Il quartiere conserva ancora i suoi strati più antichi, se sai dove guardare. Un tempo si chiamava semplicemente Froschheim, prima di essere ribattezzato nel 1901 in onore dell'imperatrice Elisabetta, e le strade mostrano ancora l'eredità mista del distretto: ville Gründerzeit su Elisabethstraße, palazzi anni '20, qualche lastra del dopoguerra e il primo grattacielo di Salisburgo. Non è un quartiere da cartolina, ed è proprio per questo che sembra autentico. I binari premono da est, il fiume Salzach scorre lungo ovest, e in mezzo il quartiere tiene il suo proprio ritmo: pendolari, studenti, residenti di lunga data, viaggiatori con lo zaino e persone che hanno semplicemente imparato che stare vicino alla stazione è utile.
C'è anche storia qui, anche se si presenta in modo modesto. La fila di Geheimnissäulen (edicole votive) del 1705 segue ancora un antico percorso pedonale verso Maria Plain, a ricordare che questa era una volta un luogo di passaggio molto prima di diventare un luogo di partenze. Quel senso di movimento non l'ha mai lasciato.
Dove mangiare e bere
Il miglior argomento per trattenersi a Elisabeth-Vorstadt è su un piatto. Questa non è la Salisburgo di un'unica tradizione culinaria ordinata; è un quartiere dove i menu sono stati plasmati da persone venute da altrove e rimaste abbastanza a lungo da sfamare il resto della città.

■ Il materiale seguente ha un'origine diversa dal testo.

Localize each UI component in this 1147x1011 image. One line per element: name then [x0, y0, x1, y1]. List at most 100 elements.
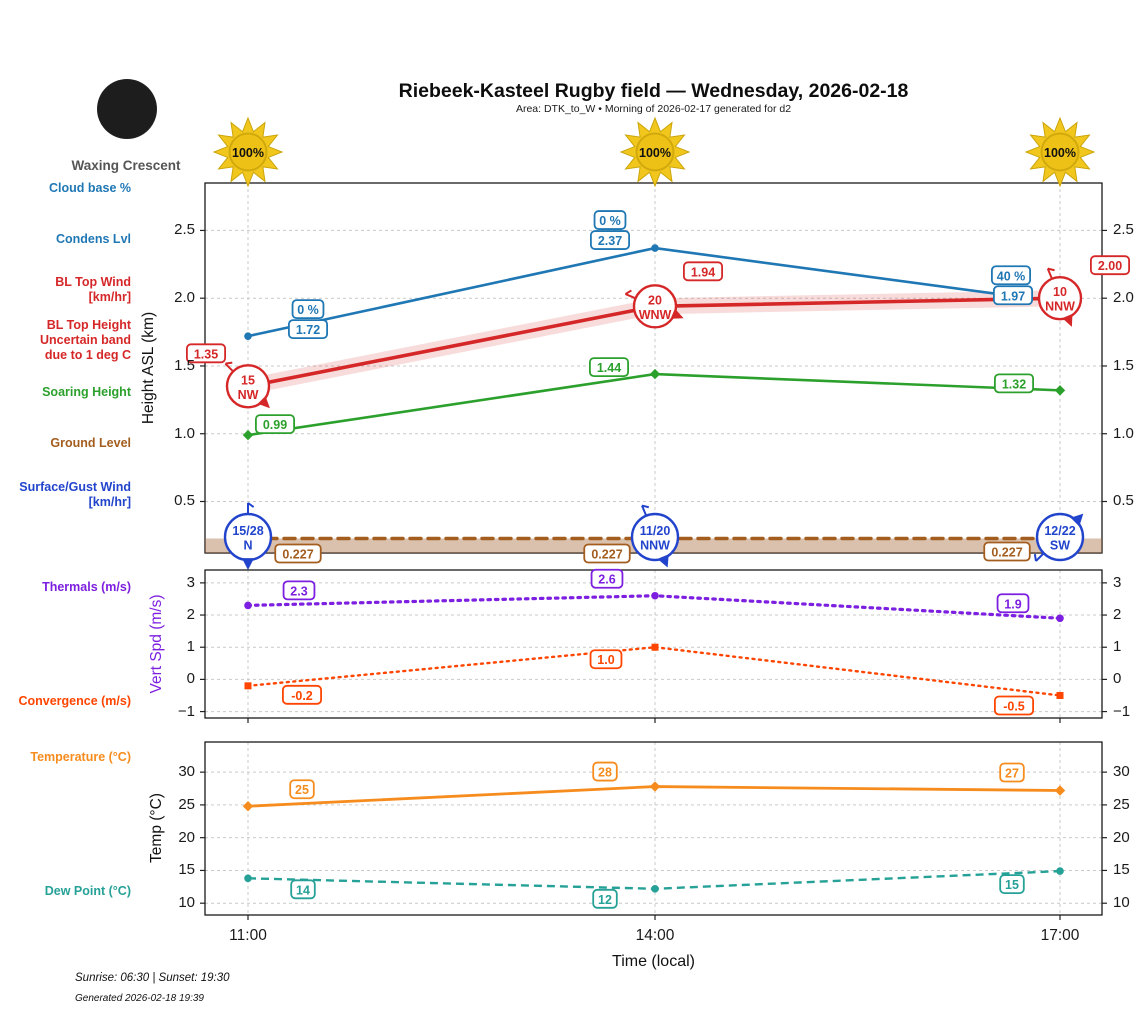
panel-border: [204, 741, 1103, 916]
wind-circle: [1037, 276, 1083, 321]
y-tick-label: 3: [186, 573, 195, 591]
value-label-box: [282, 684, 323, 705]
point-marker: [244, 874, 252, 883]
y-tick-label: 2.5: [174, 221, 195, 239]
sun-disc: [1040, 132, 1080, 172]
value-label: 1.0: [597, 653, 614, 667]
wind-arrow: [257, 395, 270, 409]
wind-speed-label: 11/20: [640, 524, 671, 538]
value-label-box: [289, 779, 315, 800]
y-tick-label: 30: [178, 763, 195, 781]
value-label: 1.94: [691, 265, 715, 279]
value-label-box: [583, 543, 631, 564]
y-tick-label: 20: [1113, 828, 1130, 846]
wind-barb: [1046, 268, 1053, 280]
value-label-box: [255, 414, 296, 434]
wind-barb-flag: [1033, 553, 1037, 562]
wind-speed-label: 12/22: [1044, 524, 1075, 538]
y-tick-label: 10: [178, 894, 195, 912]
vertical-speed-chart-panel: 2.3 2.6 1.9 -0.2 1.0 -0.5: [200, 568, 1107, 723]
y-tick-label: −1: [1113, 702, 1131, 720]
value-label: 0 %: [297, 303, 319, 317]
wind-circle: [1035, 512, 1085, 562]
value-label: 2.6: [598, 573, 615, 587]
value-label: 0 %: [599, 214, 621, 228]
sunrise-sunset-note: Sunrise: 06:30 | Sunset: 19:30: [75, 972, 230, 984]
value-label: 2.37: [598, 234, 622, 248]
value-label: 27: [1005, 766, 1019, 780]
point-marker: [244, 601, 252, 610]
value-label-box: [588, 357, 629, 377]
legend-condens-lvl: Condens Lvl: [55, 232, 131, 246]
legend-cloud-base: Cloud base %: [49, 181, 131, 195]
y-tick-label: 10: [1113, 894, 1130, 912]
value-label: 2.3: [290, 584, 307, 598]
value-label-box: [291, 299, 325, 320]
legend-convergence: Convergence (m/s): [18, 694, 131, 708]
value-label: 1.32: [1002, 377, 1026, 391]
y-tick-label: −1: [177, 702, 195, 720]
y-tick-label: 0.5: [1113, 492, 1134, 510]
value-label-box: [592, 888, 618, 909]
wind-barb-flag: [247, 502, 255, 508]
wind-arrow: [1070, 513, 1084, 527]
wind-speed-label: 15: [241, 373, 255, 387]
value-label: -0.2: [291, 689, 313, 703]
wind-barb-flag: [1047, 267, 1055, 272]
value-label-box: [994, 373, 1035, 394]
y-tick-label: 2: [186, 606, 195, 624]
x-tick-label: 17:00: [1040, 927, 1080, 944]
value-label: 1.97: [1001, 289, 1025, 303]
wind-arrow: [670, 308, 684, 319]
value-label: 0.227: [282, 547, 313, 561]
data-line: [246, 372, 1062, 437]
sun-icon: 100%: [1024, 116, 1096, 188]
wind-arrow: [657, 554, 669, 568]
wind-arrow: [241, 558, 255, 570]
wind-circle: [632, 284, 678, 329]
sunshine-percent-label: 100%: [232, 146, 264, 160]
value-label: 0.227: [591, 547, 622, 561]
wind-dir-label: WNW: [639, 308, 672, 322]
wind-arrow: [1062, 313, 1073, 327]
point-marker: [1056, 867, 1064, 875]
wind-dir-label: NW: [238, 388, 259, 402]
value-label-box: [592, 761, 618, 782]
wind-circle: [225, 364, 271, 409]
y-tick-label: 15: [178, 861, 195, 879]
legend-dew-point: Dew Point (°C): [44, 884, 131, 898]
sun-disc: [228, 132, 268, 172]
value-label-box: [682, 261, 723, 282]
value-label: 0.227: [991, 545, 1022, 559]
point-marker: [242, 801, 254, 812]
wind-barb-flag: [225, 361, 233, 365]
wind-barb-flag: [624, 289, 632, 295]
moon-phase-icon: [97, 79, 157, 139]
y-tick-label: 2.5: [1113, 221, 1134, 239]
value-label: 1.44: [597, 361, 621, 375]
value-label-box: [999, 762, 1025, 783]
value-label: 1.9: [1004, 597, 1021, 611]
temperature-chart-panel: 25 28 27 14 12 15: [200, 741, 1107, 920]
value-label-box: [994, 695, 1035, 716]
point-marker: [1056, 691, 1064, 699]
y-tick-label: 20: [178, 828, 195, 846]
point-marker: [649, 781, 661, 792]
sunshine-percent-label: 100%: [1044, 146, 1076, 160]
value-label-box: [999, 874, 1025, 894]
generated-note: Generated 2026-02-18 19:39: [75, 993, 204, 1004]
y-tick-label: 1.5: [174, 356, 195, 374]
sun-icon: 100%: [619, 116, 691, 188]
wind-barb: [1035, 552, 1045, 562]
wind-speed-label: 20: [648, 293, 662, 307]
y-tick-label: 2.0: [174, 289, 195, 307]
value-label: 1.35: [194, 347, 218, 361]
value-label: -0.5: [1003, 699, 1025, 713]
value-label: 0.99: [263, 418, 287, 432]
value-label-box: [589, 230, 630, 250]
value-label-box: [590, 568, 624, 589]
legend-bl-top-wind: BL Top Wind [km/hr]: [55, 275, 131, 304]
moon-phase-label: Waxing Crescent: [71, 158, 181, 173]
y-tick-label: 30: [1113, 763, 1130, 781]
value-label-box: [185, 343, 227, 364]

Furō su Elisabethstraße 5a è il biglietto da visita più convincente del quartiere. È una piccola cucina vegetariana levantina-fusion ispirata allo street food di Tel Aviv, costruita attorno a un pane a lievitazione naturale fatto in casa, nota per shakshuka, sabich e mezze. Falstaff gli ha dato 87 punti, ma il dettaglio più utile è le dimensioni: è una stanza minuscola, e devi prenotare. Aspettati circa 30 euro a testa, che sembra giusto per un posto che cucina con tanta cura in un quartiere dove il rapporto qualità-prezzo conta.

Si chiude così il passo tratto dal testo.